There are no maximal $\mathbb{Z}$-submodules in $\mathbb{Q}$

Question

Is it true that $\mathbb{Q}$ viewed as $\mathbb{Z}$-module (i.e. abelian group) has no maximal $\mathbb{Z}$-submodules? Why ?

Answer 1

If you define action of $\mathbb Z$ on $\mathbb Q$ by $q\to nq$ for $q\in \mathbb Q$ and $n \in \mathbb Z $ it is trivial to check that $\mathbb Q$ is an $\mathbb Z$ module.

Now, Let $M$ be maximal submodule of $\mathbb Q$ then $\mathbb Q/M$ is an simple $\mathbb Z$ module. You can also say that it is cyclic module since by simplicity the module generated by elemet should be whole module.
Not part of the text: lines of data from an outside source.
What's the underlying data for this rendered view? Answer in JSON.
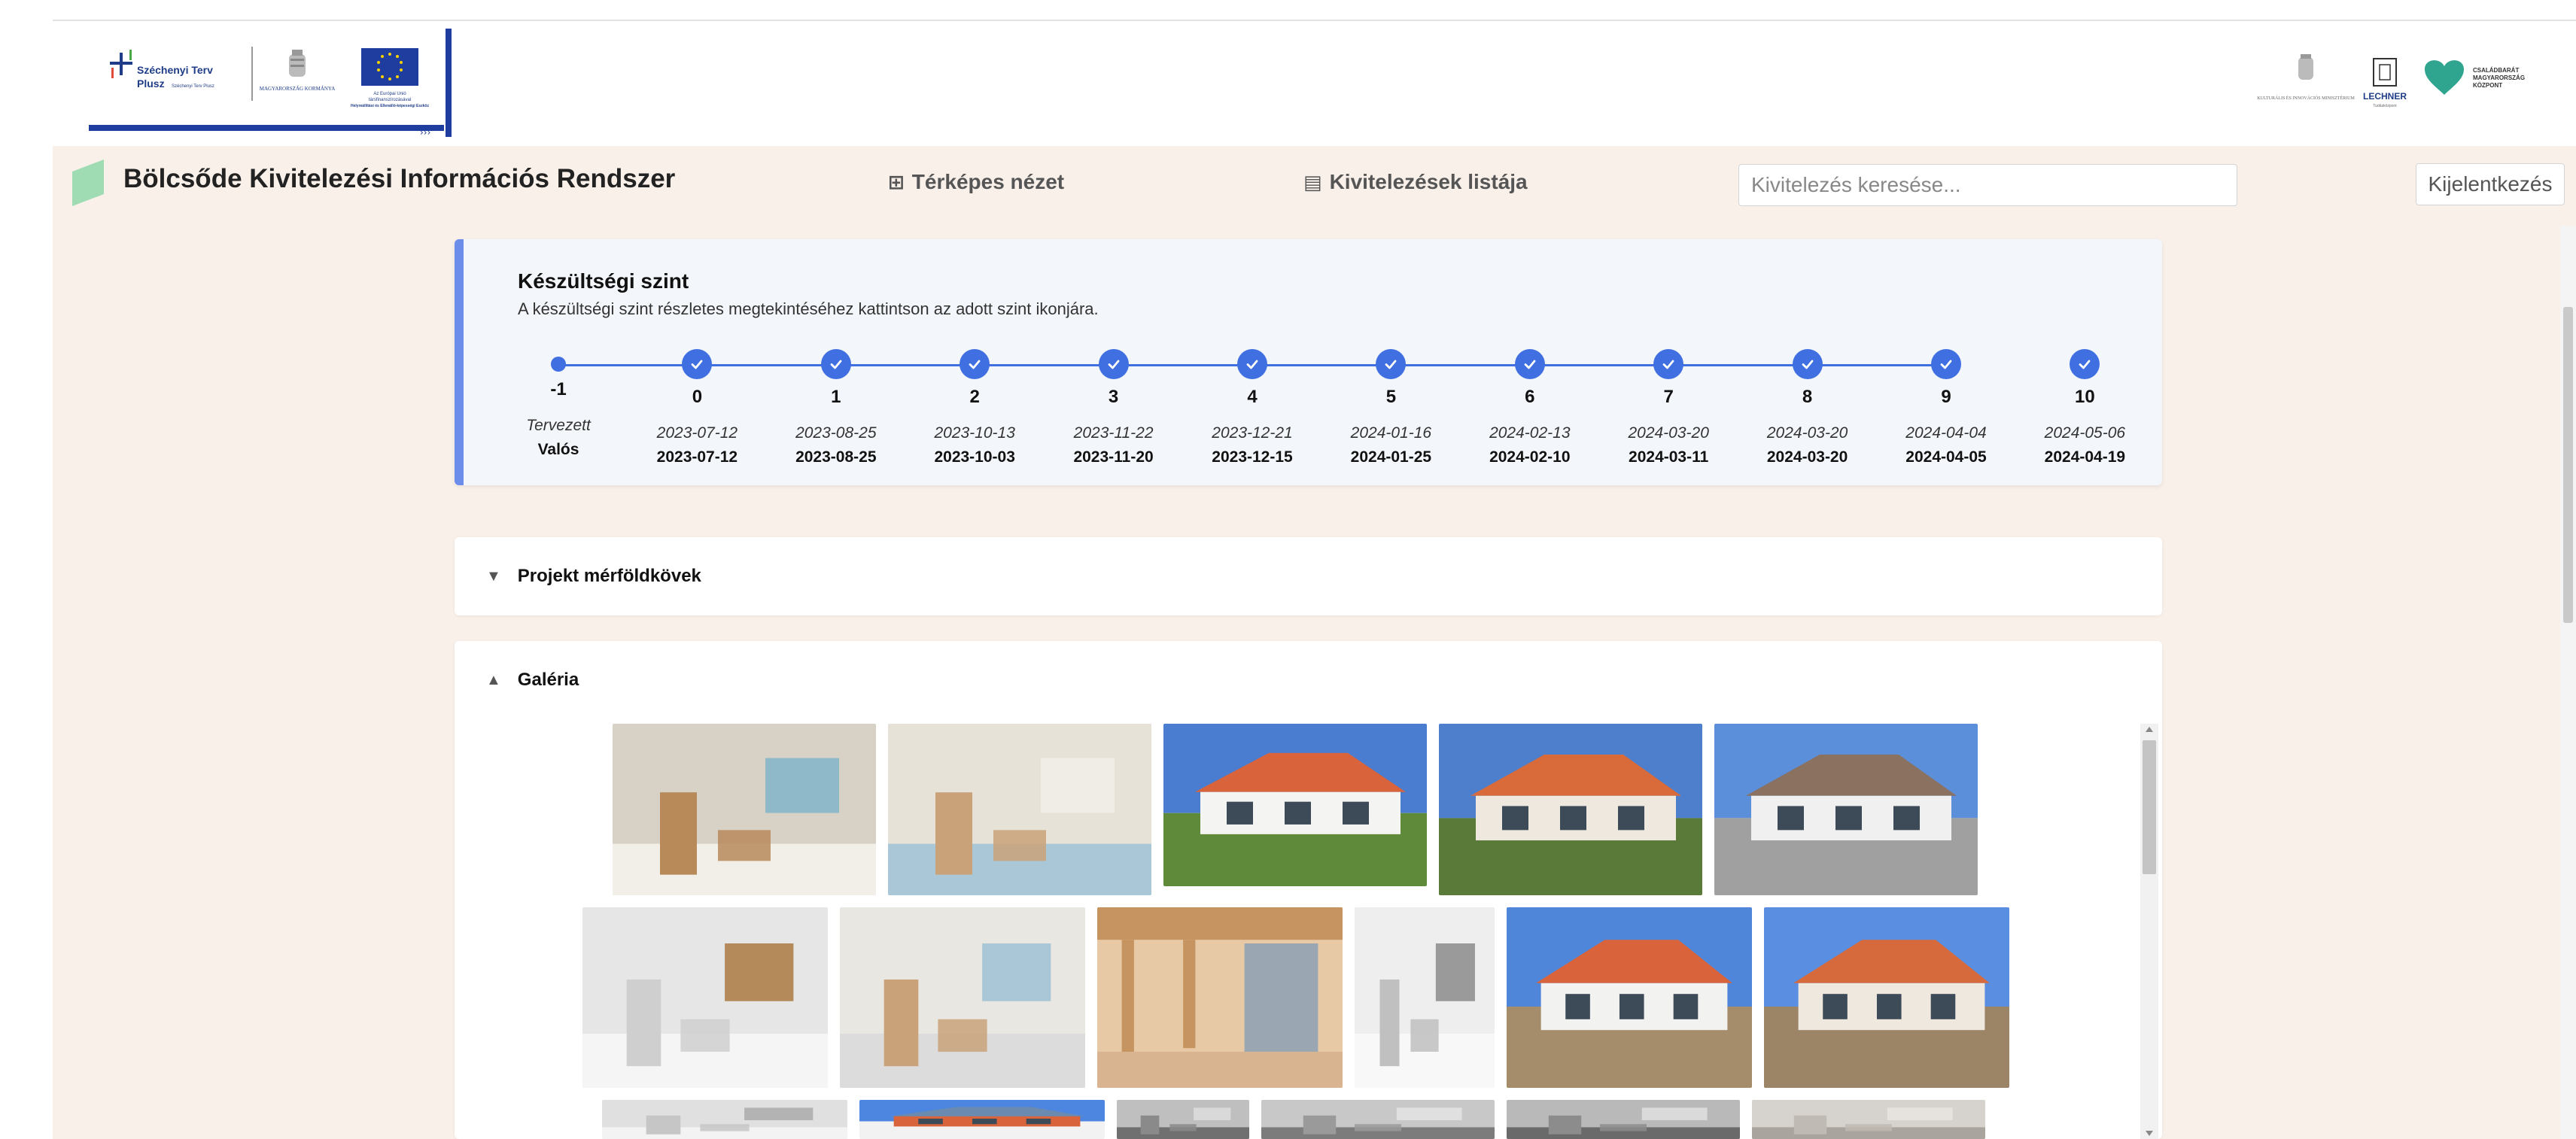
{
  "header": {
    "app_title": "Bölcsőde Kivitelezési Információs Rendszer",
    "nav_map_label": "Térképes nézet",
    "nav_map_icon": "map-grid-icon",
    "nav_list_label": "Kivitelezések listája",
    "nav_list_icon": "list-window-icon",
    "search_placeholder": "Kivitelezés keresése...",
    "logout_label": "Kijelentkezés",
    "brand_color": "#8fd3a8"
  },
  "logos_left": {
    "szechenyi_line1": "Széchenyi Terv",
    "szechenyi_line2": "Plusz",
    "szechenyi_small": "Széchenyi Terv Plusz",
    "ministry": "MAGYARORSZÁG KORMÁNYA",
    "eu_line1": "Az Európai Unió",
    "eu_line2": "társfinanszírozásával",
    "eu_line3": "Helyreállítási és Ellenálló-képességi Eszköz"
  },
  "logos_right": {
    "ministry": "KULTURÁLIS ÉS INNOVÁCIÓS MINISZTÉRIUM",
    "lechner": "LECHNER",
    "lechner_sub": "Tudásközpont",
    "family_line1": "CSALÁDBARÁT",
    "family_line2": "MAGYARORSZÁG",
    "family_line3": "KÖZPONT"
  },
  "progress": {
    "title": "Készültségi szint",
    "subtitle": "A készültségi szint részletes megtekintéséhez kattintson az adott szint ikonjára.",
    "accent_color": "#3f6fe0",
    "steps": [
      {
        "num": "-1",
        "planned": "Tervezett",
        "actual": "Valós",
        "completed": false
      },
      {
        "num": "0",
        "planned": "2023-07-12",
        "actual": "2023-07-12",
        "completed": true
      },
      {
        "num": "1",
        "planned": "2023-08-25",
        "actual": "2023-08-25",
        "completed": true
      },
      {
        "num": "2",
        "planned": "2023-10-13",
        "actual": "2023-10-03",
        "completed": true
      },
      {
        "num": "3",
        "planned": "2023-11-22",
        "actual": "2023-11-20",
        "completed": true
      },
      {
        "num": "4",
        "planned": "2023-12-21",
        "actual": "2023-12-15",
        "completed": true
      },
      {
        "num": "5",
        "planned": "2024-01-16",
        "actual": "2024-01-25",
        "completed": true
      },
      {
        "num": "6",
        "planned": "2024-02-13",
        "actual": "2024-02-10",
        "completed": true
      },
      {
        "num": "7",
        "planned": "2024-03-20",
        "actual": "2024-03-11",
        "completed": true
      },
      {
        "num": "8",
        "planned": "2024-03-20",
        "actual": "2024-03-20",
        "completed": true
      },
      {
        "num": "9",
        "planned": "2024-04-04",
        "actual": "2024-04-05",
        "completed": true
      },
      {
        "num": "10",
        "planned": "2024-05-06",
        "actual": "2024-04-19",
        "completed": true
      }
    ]
  },
  "milestones": {
    "label": "Projekt mérföldkövek",
    "toggle_icon": "triangle-down-icon"
  },
  "gallery": {
    "label": "Galéria",
    "toggle_icon": "triangle-up-icon",
    "photos": [
      {
        "subject": "interior-playroom"
      },
      {
        "subject": "interior-classroom"
      },
      {
        "subject": "exterior-building"
      },
      {
        "subject": "exterior-fence"
      },
      {
        "subject": "exterior-facade"
      },
      {
        "subject": "interior-empty-room"
      },
      {
        "subject": "interior-construction"
      },
      {
        "subject": "terrace-pergola"
      },
      {
        "subject": "interior-corridor"
      },
      {
        "subject": "exterior-construction"
      },
      {
        "subject": "exterior-construction-2"
      },
      {
        "subject": "interior-room"
      },
      {
        "subject": "exterior-roof"
      },
      {
        "subject": "interior-ceiling"
      },
      {
        "subject": "interior-ceiling-2"
      },
      {
        "subject": "interior-ceiling-3"
      },
      {
        "subject": "interior-wall"
      }
    ]
  }
}
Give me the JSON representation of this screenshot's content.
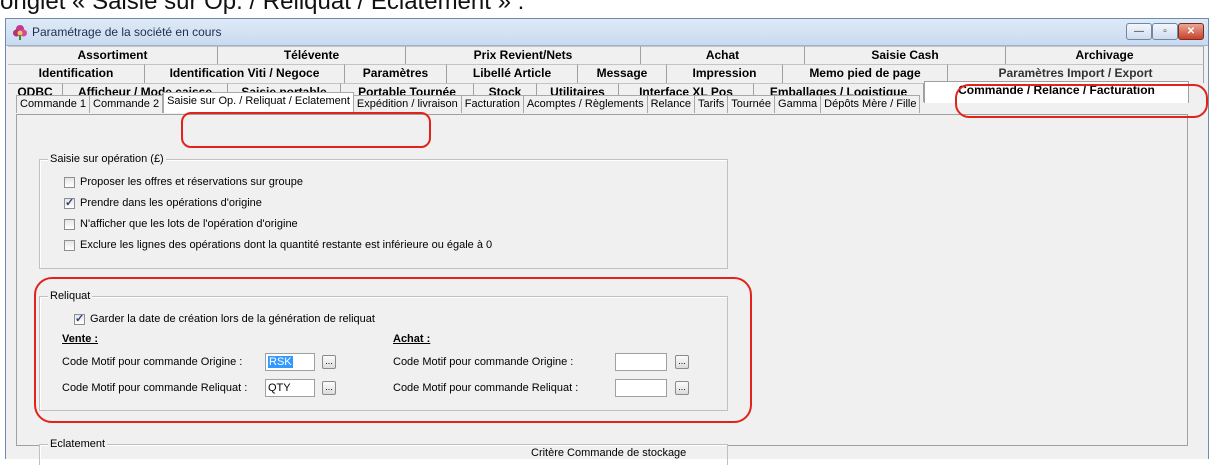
{
  "caption": "onglet « Saisie sur Op. / Reliquat / Eclatement » :",
  "window": {
    "title": "Paramétrage de la société en cours",
    "btn_min": "—",
    "btn_max": "▫",
    "btn_close": "✕"
  },
  "tabs_row1": [
    "Assortiment",
    "Télévente",
    "Prix Revient/Nets",
    "Achat",
    "Saisie Cash",
    "Archivage"
  ],
  "tabs_row2": [
    "Identification",
    "Identification Viti / Negoce",
    "Paramètres",
    "Libellé Article",
    "Message",
    "Impression",
    "Memo pied de page",
    "Paramètres Import / Export"
  ],
  "tabs_row3": [
    "ODBC",
    "Afficheur / Mode caisse",
    "Saisie portable",
    "Portable Tournée",
    "Stock",
    "Utilitaires",
    "Interface XL Pos",
    "Emballages / Logistique",
    "Commande / Relance / Facturation"
  ],
  "subtabs": [
    "Commande 1",
    "Commande 2",
    "Saisie sur Op.  / Reliquat / Eclatement",
    "Expédition / livraison",
    "Facturation",
    "Acomptes / Règlements",
    "Relance",
    "Tarifs",
    "Tournée",
    "Gamma",
    "Dépôts Mère / Fille"
  ],
  "saisie": {
    "title": "Saisie sur opération (£)",
    "options": [
      {
        "label": "Proposer les offres et réservations sur groupe",
        "checked": false
      },
      {
        "label": "Prendre dans les opérations d'origine",
        "checked": true
      },
      {
        "label": "N'afficher que les lots de l'opération d'origine",
        "checked": false
      },
      {
        "label": "Exclure les lignes des opérations dont la quantité restante est inférieure ou égale à 0",
        "checked": false
      }
    ]
  },
  "reliquat": {
    "title": "Reliquat",
    "keep_date_label": "Garder la date de création lors de la génération de reliquat",
    "keep_date_checked": true,
    "vente_header": "Vente :",
    "achat_header": "Achat :",
    "origine_label": "Code Motif pour commande Origine :",
    "reliquat_label": "Code Motif pour commande Reliquat :",
    "vente_origine_value": "RSK",
    "vente_reliquat_value": "QTY",
    "achat_origine_value": "",
    "achat_reliquat_value": "",
    "ellipsis": "..."
  },
  "eclatement": {
    "title": "Eclatement",
    "criteria_label": "Critère Commande de stockage"
  },
  "colors": {
    "highlight_red": "#e2231a",
    "selection_blue": "#3399ff"
  }
}
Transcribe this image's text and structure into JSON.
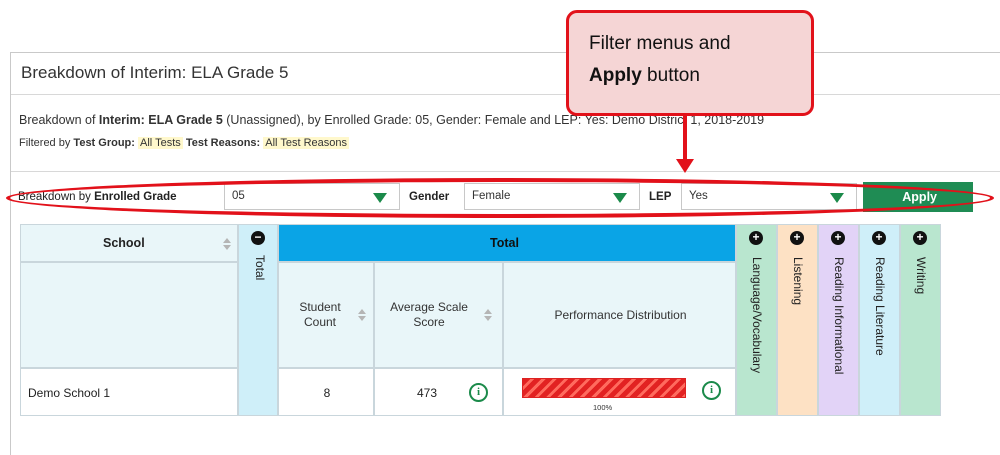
{
  "panel": {
    "title": "Breakdown of Interim: ELA Grade 5",
    "description": {
      "prefix": "Breakdown of ",
      "assessment": "Interim: ELA Grade 5",
      "rest": " (Unassigned), by Enrolled Grade: 05, Gender: Female and LEP: Yes: Demo District 1, 2018-2019"
    },
    "filtered": {
      "prefix": "Filtered by ",
      "test_group_label": "Test Group:",
      "test_group_value": "All Tests",
      "test_reasons_label": "Test Reasons:",
      "test_reasons_value": "All Test Reasons"
    }
  },
  "filters": {
    "breakdown_prefix": "Breakdown by ",
    "breakdown_label": "Enrolled Grade",
    "grade_value": "05",
    "gender_label": "Gender",
    "gender_value": "Female",
    "lep_label": "LEP",
    "lep_value": "Yes",
    "apply_label": "Apply"
  },
  "callout": {
    "line1": "Filter menus and",
    "line2_bold": "Apply",
    "line2_rest": " button"
  },
  "table": {
    "school_header": "School",
    "total_col": "Total",
    "total_header": "Total",
    "student_count_header": "Student Count",
    "avg_scale_header": "Average Scale Score",
    "perf_dist_header": "Performance Distribution",
    "row": {
      "school": "Demo School 1",
      "student_count": "8",
      "avg_scale_score": "473",
      "perf_percent": "100%",
      "perf_fraction": 1.0
    },
    "claims": [
      {
        "label": "Language/Vocabulary",
        "color": "#b9e6cf"
      },
      {
        "label": "Listening",
        "color": "#fde1c4"
      },
      {
        "label": "Reading Informational",
        "color": "#e2d3f7"
      },
      {
        "label": "Reading Literature",
        "color": "#cfeff9"
      },
      {
        "label": "Writing",
        "color": "#b9e6cf"
      }
    ],
    "colors": {
      "total_header_bg": "#0aa4e6",
      "header_bg": "#e9f6f9",
      "total_col_bg": "#cfeff9",
      "apply_bg": "#1f8c54",
      "callout_border": "#e2111a"
    }
  }
}
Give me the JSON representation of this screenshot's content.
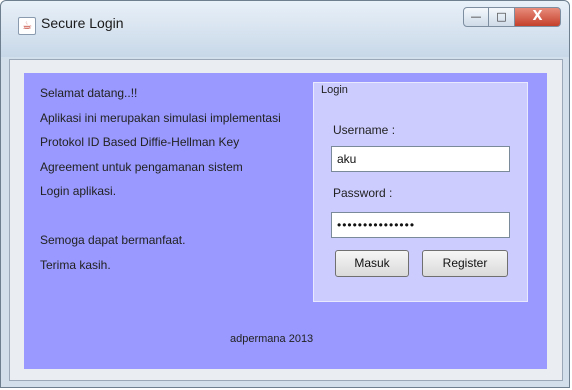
{
  "window": {
    "title": "Secure Login",
    "controls": {
      "minimize": "—",
      "maximize": "□",
      "close": "X"
    }
  },
  "welcome": {
    "lines": [
      "Selamat datang..!!",
      "Aplikasi ini merupakan simulasi implementasi",
      "Protokol ID Based Diffie-Hellman Key",
      "Agreement untuk pengamanan sistem",
      "Login aplikasi.",
      "",
      "Semoga dapat bermanfaat.",
      "Terima kasih."
    ]
  },
  "login": {
    "legend": "Login",
    "username_label": "Username :",
    "username_value": "aku",
    "password_label": "Password :",
    "password_mask": "•••••••••••••••",
    "masuk_label": "Masuk",
    "register_label": "Register"
  },
  "footer": {
    "credit": "adpermana 2013"
  },
  "colors": {
    "panel": "#9999ff",
    "login_box": "#ccccff"
  }
}
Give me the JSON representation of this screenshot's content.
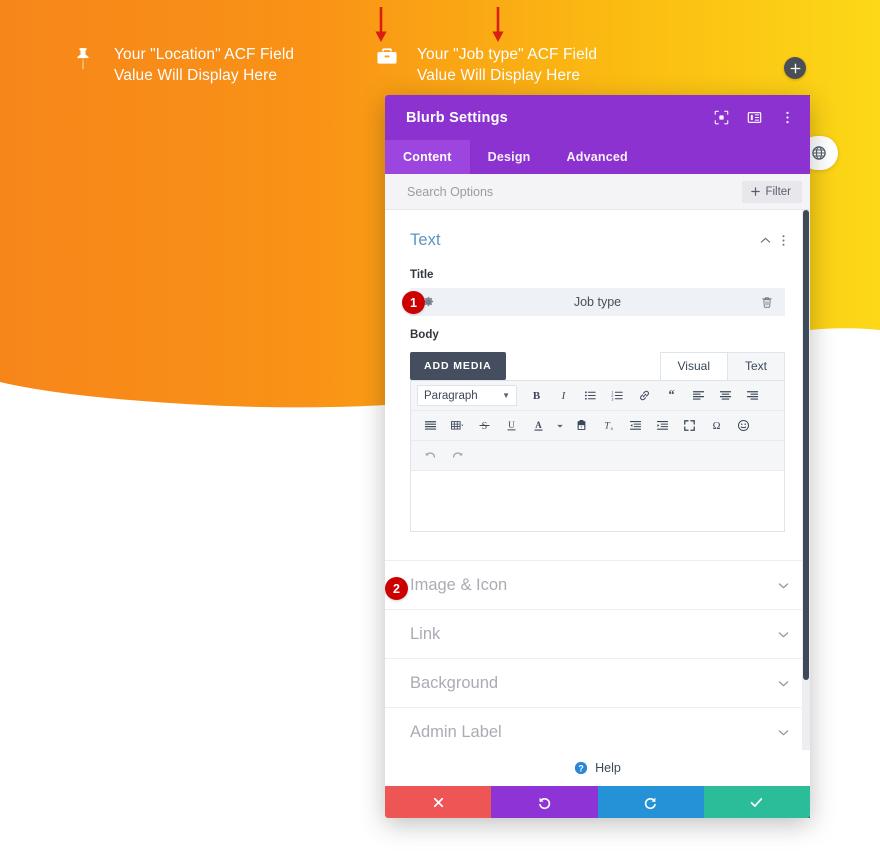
{
  "page": {
    "background": {
      "gradient_from": "#f7931e",
      "gradient_to": "#fbd01a",
      "wave_fill": "#f79a1c"
    }
  },
  "hero": {
    "fields": [
      {
        "icon": "map-pin-icon",
        "text": "Your \"Location\" ACF Field\nValue Will Display Here"
      },
      {
        "icon": "briefcase-icon",
        "text": "Your \"Job type\" ACF Field\nValue Will Display Here"
      }
    ],
    "arrows": [
      "down-arrow-icon",
      "down-arrow-icon"
    ],
    "arrow_color": "#d91f12",
    "add_button": {
      "icon": "plus-icon",
      "label": "+"
    },
    "globe_chip": {
      "icon": "globe-icon"
    }
  },
  "modal": {
    "title": "Blurb Settings",
    "accent": "#8b32d0",
    "header_icons": [
      {
        "name": "focus-expand-icon"
      },
      {
        "name": "layout-split-icon"
      },
      {
        "name": "more-vertical-icon"
      }
    ],
    "tabs": [
      {
        "label": "Content",
        "active": true
      },
      {
        "label": "Design",
        "active": false
      },
      {
        "label": "Advanced",
        "active": false
      }
    ],
    "search": {
      "placeholder": "Search Options",
      "value": ""
    },
    "filter_button": {
      "label": "Filter",
      "icon": "plus-icon"
    },
    "sections": {
      "text": {
        "heading": "Text",
        "badge": "1",
        "title_label": "Title",
        "title_value": "Job type",
        "title_row_icons": {
          "settings": "gear-icon",
          "delete": "trash-icon"
        },
        "body_label": "Body",
        "add_media_label": "ADD MEDIA",
        "editor_tabs": [
          {
            "label": "Visual",
            "active": true
          },
          {
            "label": "Text",
            "active": false
          }
        ],
        "format_select": "Paragraph",
        "toolbar_row1": [
          "bold-icon",
          "italic-icon",
          "bulleted-list-icon",
          "numbered-list-icon",
          "link-icon",
          "blockquote-icon",
          "align-left-icon",
          "align-center-icon",
          "align-right-icon"
        ],
        "toolbar_row2": [
          "align-justify-icon",
          "table-icon",
          "strikethrough-icon",
          "underline-icon",
          "text-color-icon",
          "paste-as-text-icon",
          "clear-formatting-icon",
          "outdent-icon",
          "indent-icon",
          "fullscreen-icon",
          "special-character-icon",
          "emoji-icon"
        ],
        "toolbar_row3": [
          "undo-icon",
          "redo-icon"
        ],
        "body_value": ""
      },
      "collapsed": [
        {
          "label": "Image & Icon",
          "badge": "2",
          "chevron": "chevron-down-icon"
        },
        {
          "label": "Link",
          "badge": "",
          "chevron": "chevron-down-icon"
        },
        {
          "label": "Background",
          "badge": "",
          "chevron": "chevron-down-icon"
        },
        {
          "label": "Admin Label",
          "badge": "",
          "chevron": "chevron-down-icon"
        }
      ]
    },
    "help": {
      "label": "Help",
      "icon": "question-mark-icon"
    },
    "footer_buttons": [
      {
        "name": "cancel",
        "icon": "close-x-icon",
        "color": "#ee5555"
      },
      {
        "name": "undo",
        "icon": "undo-arrow-icon",
        "color": "#8e34d6"
      },
      {
        "name": "redo",
        "icon": "redo-arrow-icon",
        "color": "#2591d6"
      },
      {
        "name": "save",
        "icon": "checkmark-icon",
        "color": "#2bbd9a"
      }
    ]
  }
}
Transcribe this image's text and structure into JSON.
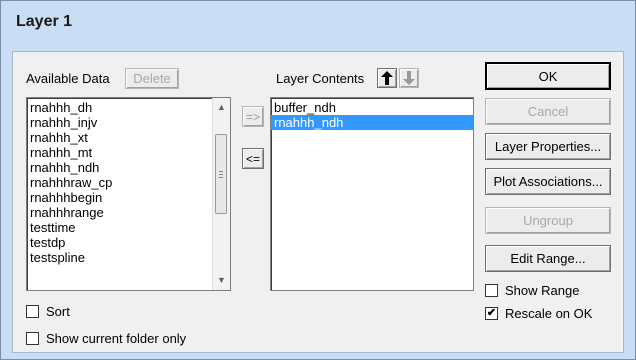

Now, any cyclic $\mathbb Z$ submodule isomorphic to $\mathbb Z/(\langle a \rangle)$ and by simplicity we must have $a$ is prime so;

$$\mathbb Q/M\cong Z_p$$

Thus, we can have homomorphism from $\mathbb Q$ to $Z_p$ with kernel $M$ which is a contradiction.(why? you can simply think the homomorphism between two field $\mathbb Q$ and $Z_p$, it must be the trivial one.)